Bad news for columnists who wrote against rights activists

Bad news for columnists who wrote against rights activists

Back in July police detained 10 human rights activists who were attending a workshop on Büyükada, an island near Istanbul. Some newspapers reported this event in their headlines as an “illegal coup meeting.”

I also have bad news for those newspapers and the columnists who also recently assassinated the character of businessman and philanthropist Osman Kavala after he was detained by police at Istanbul’s Atatürk International Airport on the night of Oct. 18.

U.S.-based Turkish economist Dani Rodrik, who also helped bring down the spurious 2010 “Balyoz” case, in which many military officers were falsely accused of trying to bring down the government, has taken up his pen against the Büyükada incident.

We all know how seriously Rodrik works when he sets his hands to a judicial incident. We all know how he comprehensively disproved the Balyoz case with concrete evidence and documents.

My advice to the second Büyükada prosecutors is this: Take great care when you write your indictments. You are facing an exceptionally good public defender.

Now the case of Kavala is on Turkey’s agenda and the pro-government media is repeating the same mistakes it made in other cases. It describes an open meeting that was known to everyone as a dark, “secret meeting.”

Many people arrested in this case have now been released. But since the detention of Kavala, Şaban Kardaş, the head of the Center for Middle Eastern Strategic Studies (ORSAM), which has been supported by the Foreign Ministry, has also been detained.

News reports say that one of the reasons for Kavala’s arrest is that “evidence was found concerning the July 15, 2016 coup attempt,” saying he had unnaturally heavy contact with coup organizers during the coup attempt on Büyükada. He is now accused of “trying to change the constitutional order by force and with violent methods.”
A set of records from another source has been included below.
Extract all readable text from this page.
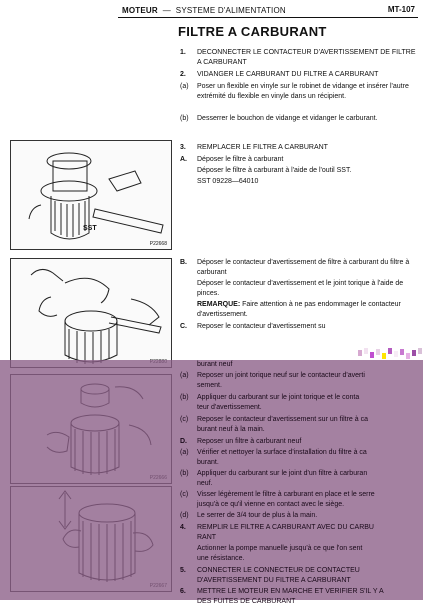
MOTEUR — SYSTEME D'ALIMENTATION	MT-107
FILTRE A CARBURANT
1.	DECONNECTER LE CONTACTEUR D'AVERTISSEMENT DE FILTRE A CARBURANT
2.	VIDANGER LE CARBURANT DU FILTRE A CARBURANT
(a)	Poser un flexible en vinyle sur le robinet de vidange et insérer l'autre extrémité du flexible en vinyle dans un récipient.
(b)	Desserrer le bouchon de vidange et vidanger le carburant.
3.	REMPLACER LE FILTRE A CARBURANT
A.	Déposer le filtre à carburant
Déposer le filtre à carburant à l'aide de l'outil SST.
SST 09228—64010
B.	Déposer le contacteur d'avertissement de filtre à carburant du filtre à carburant
Déposer le contacteur d'avertissement et le joint torique à l'aide de pinces.
REMARQUE: Faire attention à ne pas endommager le contacteur d'avertissement.
C.	Reposer le contacteur d'avertissement su
SST
P22668
burant neuf
(a)	Reposer un joint torique neuf sur le contacteur d'averti
sement.
(b)	Appliquer du carburant sur le joint torique et le conta
teur d'avertissement.
(c)	Reposer le contacteur d'avertissement sur un filtre à ca
burant neuf à la main.
D.	Reposer un filtre à carburant neuf
(a)	Vérifier et nettoyer la surface d'installation du filtre à ca
burant.
(b)	Appliquer du carburant sur le joint d'un filtre à carburan
neuf.
(c)	Visser légèrement le filtre à carburant en place et le serre
jusqu'à ce qu'il vienne en contact avec le siège.
(d)	Le serrer de 3/4 tour de plus à la main.
4.	REMPLIR LE FILTRE A CARBURANT AVEC DU CARBU
RANT
Actionner la pompe manuelle jusqu'à ce que l'on sent
une résistance.
5.	CONNECTER LE CONNECTEUR DE CONTACTEU
D'AVERTISSEMENT DU FILTRE A CARBURANT
6.	METTRE LE MOTEUR EN MARCHE ET VERIFIER S'IL Y A
DES FUITES DE CARBURANT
But in fact there is no decision, indictment or even tangible evidence that the meeting on Büyükada was a “coup meeting.” So how can someone be the organizer of a non-existent coup meeting? What’s more, Kavala did not even attend this meeting.

In his recent column, Hürriyet’s Sedat Ergin wrote that the evidence for the “unnaturally heavy contact” between Kavala and supposed “coup leader,” U.S. citizen Henri Barkey, was their meeting in a restaurant in Istanbul’s Karaköy neighborhood, during which they had a quick chat. The second piece of evidence is the signals sent by their cell phones from the same base station after their meeting, on three different days.

What did they speak about when they met by chance? Was there audio surveillance that could tell us this? If they gave signals from the same base station, does that mean they spoke on the telephone?

No, there was no telephone conversation between them. The extent of the evidence is that one day they were both by chance in Karaköy at the same time.

Other allegations against Kavala claim that he was the secret leader and backstage organizer of the 2013 Gezi Park protests. The indictment claims that the protests aimed to overthrow the state and government, supported by various terrorist organizations.

Who can actually believe that Kavala could unite “every” terror organization active in Turkey?

Finally, one of the other pieces of “evidence” against Kavala is that veteran journalist Aydın Engin once wrote him a message. “Can daily Cumhuriyet benefit from EU funds?” Engin had asked.

Is it a crime to benefit from EU funds? Many government institutions also benefit from them.

So let’s all be very careful not to repeat the same mistakes of the past in news concerning court cases on Turkey’s agenda.